During the hackfest at systemd.conf 2016, I've tried to tackle three issues biting me with Fedora 24 (v229, released in February this year) and F25. The outcome was… unexpected.
First one was a minor in issue in networking part of systemd suite. Data received via LLDP protocol had last letter cut off. I started searching through networkd code, looking for this off-by-one error. But it looked different, the output I was seeing didn't match the code. Guess what? LLDP presentation was reworked shortly after v229. The rework fixed the issue, but Fedora 24 newer received the backport. Which is fair, as the issue was cosmetic and not really important.
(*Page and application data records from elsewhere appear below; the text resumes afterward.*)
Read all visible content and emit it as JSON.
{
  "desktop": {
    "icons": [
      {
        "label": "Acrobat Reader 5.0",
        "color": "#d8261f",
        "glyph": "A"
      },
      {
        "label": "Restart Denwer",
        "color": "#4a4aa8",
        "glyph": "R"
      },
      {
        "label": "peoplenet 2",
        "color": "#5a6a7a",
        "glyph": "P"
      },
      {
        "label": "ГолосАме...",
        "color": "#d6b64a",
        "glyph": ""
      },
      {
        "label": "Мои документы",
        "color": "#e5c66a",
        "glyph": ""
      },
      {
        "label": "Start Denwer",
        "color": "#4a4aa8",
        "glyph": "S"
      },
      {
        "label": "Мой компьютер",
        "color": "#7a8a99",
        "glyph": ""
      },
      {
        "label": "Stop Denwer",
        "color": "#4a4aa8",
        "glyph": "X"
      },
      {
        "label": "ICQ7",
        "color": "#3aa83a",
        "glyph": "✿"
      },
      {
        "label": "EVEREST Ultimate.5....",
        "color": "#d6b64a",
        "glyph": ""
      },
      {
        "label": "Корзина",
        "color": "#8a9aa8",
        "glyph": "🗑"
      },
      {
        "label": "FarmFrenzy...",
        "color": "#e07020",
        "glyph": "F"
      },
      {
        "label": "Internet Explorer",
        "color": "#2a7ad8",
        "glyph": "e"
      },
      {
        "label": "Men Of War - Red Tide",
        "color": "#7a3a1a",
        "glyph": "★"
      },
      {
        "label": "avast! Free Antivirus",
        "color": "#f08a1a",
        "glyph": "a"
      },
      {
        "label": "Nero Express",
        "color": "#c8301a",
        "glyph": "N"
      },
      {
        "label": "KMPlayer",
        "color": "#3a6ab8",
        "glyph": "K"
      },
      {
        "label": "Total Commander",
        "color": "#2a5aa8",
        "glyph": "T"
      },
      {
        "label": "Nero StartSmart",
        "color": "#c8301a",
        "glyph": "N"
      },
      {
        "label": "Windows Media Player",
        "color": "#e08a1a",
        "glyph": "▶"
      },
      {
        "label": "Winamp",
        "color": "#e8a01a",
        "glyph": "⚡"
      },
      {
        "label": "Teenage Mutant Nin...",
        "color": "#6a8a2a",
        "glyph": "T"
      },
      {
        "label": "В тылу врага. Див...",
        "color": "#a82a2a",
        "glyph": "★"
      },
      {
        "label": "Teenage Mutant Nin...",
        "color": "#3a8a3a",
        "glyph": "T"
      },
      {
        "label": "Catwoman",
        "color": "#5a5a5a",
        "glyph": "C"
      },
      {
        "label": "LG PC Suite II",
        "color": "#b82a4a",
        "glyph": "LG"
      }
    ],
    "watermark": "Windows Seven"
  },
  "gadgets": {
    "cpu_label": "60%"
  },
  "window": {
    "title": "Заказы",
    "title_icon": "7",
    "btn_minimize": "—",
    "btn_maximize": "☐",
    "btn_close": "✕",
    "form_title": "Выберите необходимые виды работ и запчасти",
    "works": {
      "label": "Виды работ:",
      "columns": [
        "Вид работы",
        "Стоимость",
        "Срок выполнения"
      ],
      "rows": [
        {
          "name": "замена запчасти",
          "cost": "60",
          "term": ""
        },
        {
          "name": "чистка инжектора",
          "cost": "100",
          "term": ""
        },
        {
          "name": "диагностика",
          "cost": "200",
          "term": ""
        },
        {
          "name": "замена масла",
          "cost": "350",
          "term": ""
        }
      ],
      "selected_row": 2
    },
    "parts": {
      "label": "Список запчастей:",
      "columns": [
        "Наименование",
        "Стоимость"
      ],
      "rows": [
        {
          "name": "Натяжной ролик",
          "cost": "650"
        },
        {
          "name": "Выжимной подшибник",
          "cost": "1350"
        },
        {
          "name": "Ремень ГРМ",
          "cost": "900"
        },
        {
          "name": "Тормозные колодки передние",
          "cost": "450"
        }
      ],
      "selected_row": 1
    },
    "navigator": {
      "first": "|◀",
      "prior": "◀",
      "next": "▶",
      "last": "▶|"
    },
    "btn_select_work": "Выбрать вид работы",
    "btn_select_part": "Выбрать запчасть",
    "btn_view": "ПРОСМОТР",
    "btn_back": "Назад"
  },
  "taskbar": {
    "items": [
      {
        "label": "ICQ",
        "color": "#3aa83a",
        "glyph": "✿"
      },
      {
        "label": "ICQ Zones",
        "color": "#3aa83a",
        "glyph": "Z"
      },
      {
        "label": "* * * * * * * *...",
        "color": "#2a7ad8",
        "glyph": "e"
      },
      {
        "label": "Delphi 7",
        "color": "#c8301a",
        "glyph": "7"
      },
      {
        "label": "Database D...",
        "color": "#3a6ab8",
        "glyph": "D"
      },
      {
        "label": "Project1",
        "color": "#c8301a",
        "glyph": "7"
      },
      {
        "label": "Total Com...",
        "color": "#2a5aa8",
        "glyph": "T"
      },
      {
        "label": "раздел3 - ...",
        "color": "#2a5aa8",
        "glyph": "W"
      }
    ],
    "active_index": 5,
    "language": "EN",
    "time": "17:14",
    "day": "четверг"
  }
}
So I gone through another cosmetic issue which was annoying me. In list-timers display, multi-byte characters in day names were causing columns to be misaligned. I've discussed the issue as it appeared in Fedora 25 (v231) with Zbyszek during the conference, and I was ready to fix it. Again, I wasn't able to find the code, because it was reworked after v231 and the problem was corrected. I just wasted some time digging through codebase.
Last issue, which I didn't have time to chase, was more serious. Sometimes output from services stopped appearing in journal. It turned out to be genuine bug (#4408). Zbyszek fixed it last week, it will be in v232. This is serious flaw, the fix should be backported to v231 in Fedora 25 and other stable versions.
In summary, long development periods increase the need to do backports, escalating the workload on maintainers. Delays cause contributors using stable versions to lose time looking through evolved code, which may no longer be buggy. Prolonged delays between stable releases make the distributions ship old code. Even Fedora, which tries to be first.